En effet, la taxe a été perçue à compter du 15 janvier 1995 alors que les premières conventions n'ont été signées qu'en avril 1996 et ce, à cause des délais nécessaires tant à la mise en place du fonds qu'à la publication des obligations de service public, des avis d'appel d'offres au Journal officiel des Communautés européennes et du délai imposé avant la conclusion des appels d'offres. En conséquence, le taux de consommation des crédits a été de 25 % en 1996. La mise en place du régime transitoire et l'abaissement de la taxe de trois à un franc par billet ont conduit à une augmentation du taux de consommation des crédits et à une diminution du solde positif du compte d'affectation spéciale.
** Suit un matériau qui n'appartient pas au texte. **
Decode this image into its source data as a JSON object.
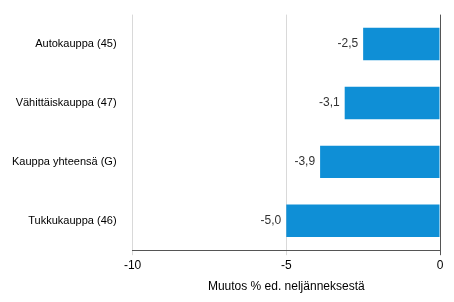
{
  "chart_data": {
    "type": "bar",
    "orientation": "horizontal",
    "categories": [
      "Autokauppa (45)",
      "Vähittäiskauppa (47)",
      "Kauppa yhteensä (G)",
      "Tukkukauppa (46)"
    ],
    "values": [
      -2.5,
      -3.1,
      -3.9,
      -5.0
    ],
    "value_labels": [
      "-2,5",
      "-3,1",
      "-3,9",
      "-5,0"
    ],
    "data_labels": true,
    "color": "#0f8fd6",
    "x_label": "Muutos % ed. neljänneksestä",
    "xlim": [
      -10,
      0
    ],
    "xticks": [
      -10,
      -5,
      0
    ],
    "grid": true
  }
}
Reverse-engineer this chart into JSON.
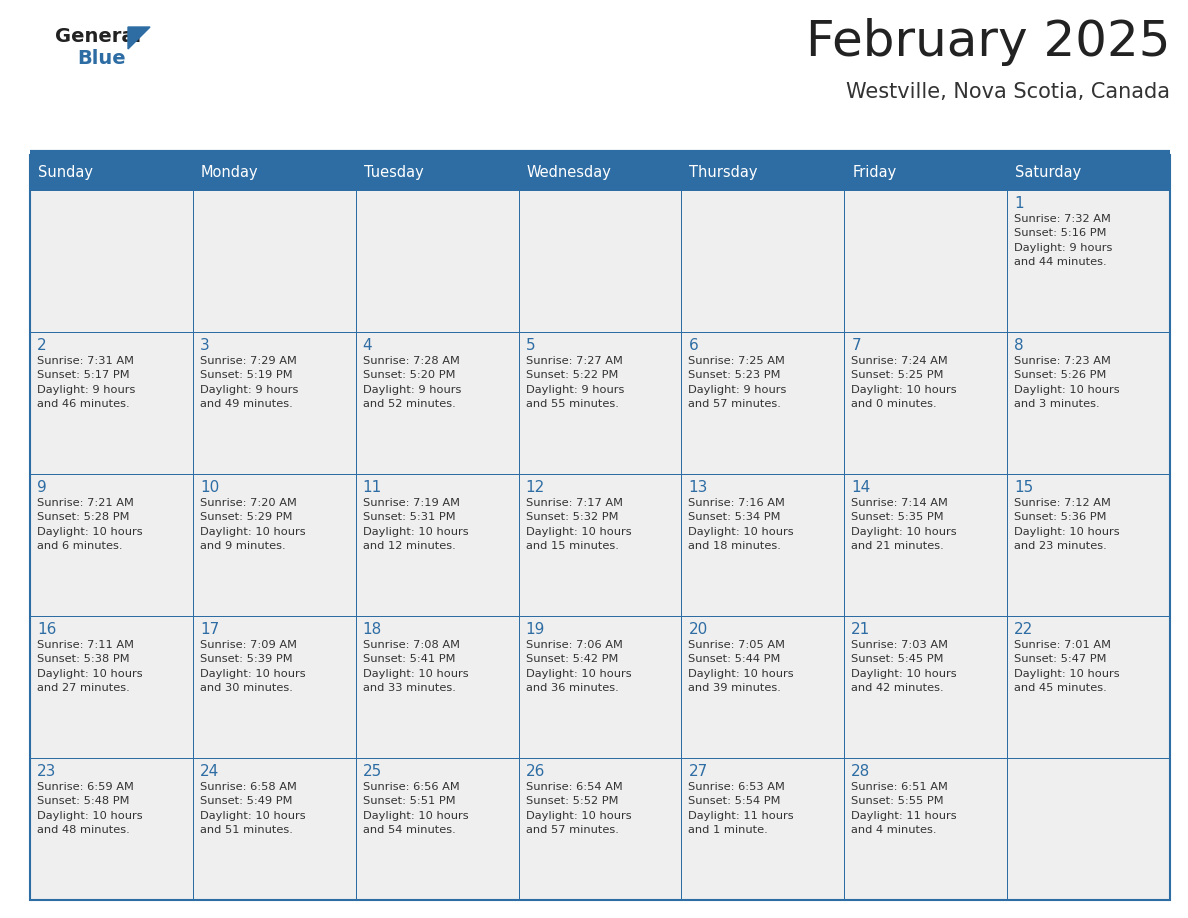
{
  "title": "February 2025",
  "subtitle": "Westville, Nova Scotia, Canada",
  "header_bg": "#2E6DA4",
  "header_text_color": "#FFFFFF",
  "cell_bg": "#EFEFEF",
  "day_number_color": "#2E6DA4",
  "cell_text_color": "#333333",
  "border_color": "#2E6DA4",
  "title_color": "#222222",
  "subtitle_color": "#333333",
  "logo_general_color": "#222222",
  "logo_blue_color": "#2E6DA4",
  "logo_triangle_color": "#2E6DA4",
  "days_of_week": [
    "Sunday",
    "Monday",
    "Tuesday",
    "Wednesday",
    "Thursday",
    "Friday",
    "Saturday"
  ],
  "weeks": [
    [
      {
        "day": null,
        "info": null
      },
      {
        "day": null,
        "info": null
      },
      {
        "day": null,
        "info": null
      },
      {
        "day": null,
        "info": null
      },
      {
        "day": null,
        "info": null
      },
      {
        "day": null,
        "info": null
      },
      {
        "day": 1,
        "info": "Sunrise: 7:32 AM\nSunset: 5:16 PM\nDaylight: 9 hours\nand 44 minutes."
      }
    ],
    [
      {
        "day": 2,
        "info": "Sunrise: 7:31 AM\nSunset: 5:17 PM\nDaylight: 9 hours\nand 46 minutes."
      },
      {
        "day": 3,
        "info": "Sunrise: 7:29 AM\nSunset: 5:19 PM\nDaylight: 9 hours\nand 49 minutes."
      },
      {
        "day": 4,
        "info": "Sunrise: 7:28 AM\nSunset: 5:20 PM\nDaylight: 9 hours\nand 52 minutes."
      },
      {
        "day": 5,
        "info": "Sunrise: 7:27 AM\nSunset: 5:22 PM\nDaylight: 9 hours\nand 55 minutes."
      },
      {
        "day": 6,
        "info": "Sunrise: 7:25 AM\nSunset: 5:23 PM\nDaylight: 9 hours\nand 57 minutes."
      },
      {
        "day": 7,
        "info": "Sunrise: 7:24 AM\nSunset: 5:25 PM\nDaylight: 10 hours\nand 0 minutes."
      },
      {
        "day": 8,
        "info": "Sunrise: 7:23 AM\nSunset: 5:26 PM\nDaylight: 10 hours\nand 3 minutes."
      }
    ],
    [
      {
        "day": 9,
        "info": "Sunrise: 7:21 AM\nSunset: 5:28 PM\nDaylight: 10 hours\nand 6 minutes."
      },
      {
        "day": 10,
        "info": "Sunrise: 7:20 AM\nSunset: 5:29 PM\nDaylight: 10 hours\nand 9 minutes."
      },
      {
        "day": 11,
        "info": "Sunrise: 7:19 AM\nSunset: 5:31 PM\nDaylight: 10 hours\nand 12 minutes."
      },
      {
        "day": 12,
        "info": "Sunrise: 7:17 AM\nSunset: 5:32 PM\nDaylight: 10 hours\nand 15 minutes."
      },
      {
        "day": 13,
        "info": "Sunrise: 7:16 AM\nSunset: 5:34 PM\nDaylight: 10 hours\nand 18 minutes."
      },
      {
        "day": 14,
        "info": "Sunrise: 7:14 AM\nSunset: 5:35 PM\nDaylight: 10 hours\nand 21 minutes."
      },
      {
        "day": 15,
        "info": "Sunrise: 7:12 AM\nSunset: 5:36 PM\nDaylight: 10 hours\nand 23 minutes."
      }
    ],
    [
      {
        "day": 16,
        "info": "Sunrise: 7:11 AM\nSunset: 5:38 PM\nDaylight: 10 hours\nand 27 minutes."
      },
      {
        "day": 17,
        "info": "Sunrise: 7:09 AM\nSunset: 5:39 PM\nDaylight: 10 hours\nand 30 minutes."
      },
      {
        "day": 18,
        "info": "Sunrise: 7:08 AM\nSunset: 5:41 PM\nDaylight: 10 hours\nand 33 minutes."
      },
      {
        "day": 19,
        "info": "Sunrise: 7:06 AM\nSunset: 5:42 PM\nDaylight: 10 hours\nand 36 minutes."
      },
      {
        "day": 20,
        "info": "Sunrise: 7:05 AM\nSunset: 5:44 PM\nDaylight: 10 hours\nand 39 minutes."
      },
      {
        "day": 21,
        "info": "Sunrise: 7:03 AM\nSunset: 5:45 PM\nDaylight: 10 hours\nand 42 minutes."
      },
      {
        "day": 22,
        "info": "Sunrise: 7:01 AM\nSunset: 5:47 PM\nDaylight: 10 hours\nand 45 minutes."
      }
    ],
    [
      {
        "day": 23,
        "info": "Sunrise: 6:59 AM\nSunset: 5:48 PM\nDaylight: 10 hours\nand 48 minutes."
      },
      {
        "day": 24,
        "info": "Sunrise: 6:58 AM\nSunset: 5:49 PM\nDaylight: 10 hours\nand 51 minutes."
      },
      {
        "day": 25,
        "info": "Sunrise: 6:56 AM\nSunset: 5:51 PM\nDaylight: 10 hours\nand 54 minutes."
      },
      {
        "day": 26,
        "info": "Sunrise: 6:54 AM\nSunset: 5:52 PM\nDaylight: 10 hours\nand 57 minutes."
      },
      {
        "day": 27,
        "info": "Sunrise: 6:53 AM\nSunset: 5:54 PM\nDaylight: 11 hours\nand 1 minute."
      },
      {
        "day": 28,
        "info": "Sunrise: 6:51 AM\nSunset: 5:55 PM\nDaylight: 11 hours\nand 4 minutes."
      },
      {
        "day": null,
        "info": null
      }
    ]
  ]
}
Le budget prévisionnel pour les exercices 1998 et 1999 s'établit comme suit :

BUDGET PRÉVISIONNEL DU FPTA EN 1998 ET 1999

(en millions de francs)

 

Estimation 1998

Prévision 1999

RESSOURCES :

 
 

Report de l'année précédente

158,7


125,7

Taxe perçue en 1998

48,5

51,0

Total des ressources

207,2

176,7

DÉPENSES :

 
 

Dépenses effectivement ordonnancées

81,5

80,0

SOLDE PRÉVISIONNEL

125,7

96,7

Source : DGAC

Les perpectives d'évolution des critères d'éligibilité

Le FPTA a fait l'objet d'une mission d'évaluation de ses conditions de fonctionnement par M. Henri Martre, à la demande des ministres chargés de l'aménagement du territoire et de l'aviation civile.

Ce rapport venant d'être remis, il est encore trop tôt pour estimer quelles sont celles des propositions formulées pour l'évolution de ce fonds auxquelles le Gouvernement proposera de donner suite.

Votre commission, quant à elle, renouvelle son souhait que le réexamen éventuel du fonctionnement du FPTA aille dans le sens d'un élargissement des critères d'éligibilité des liaisons aériennes à ce fonds.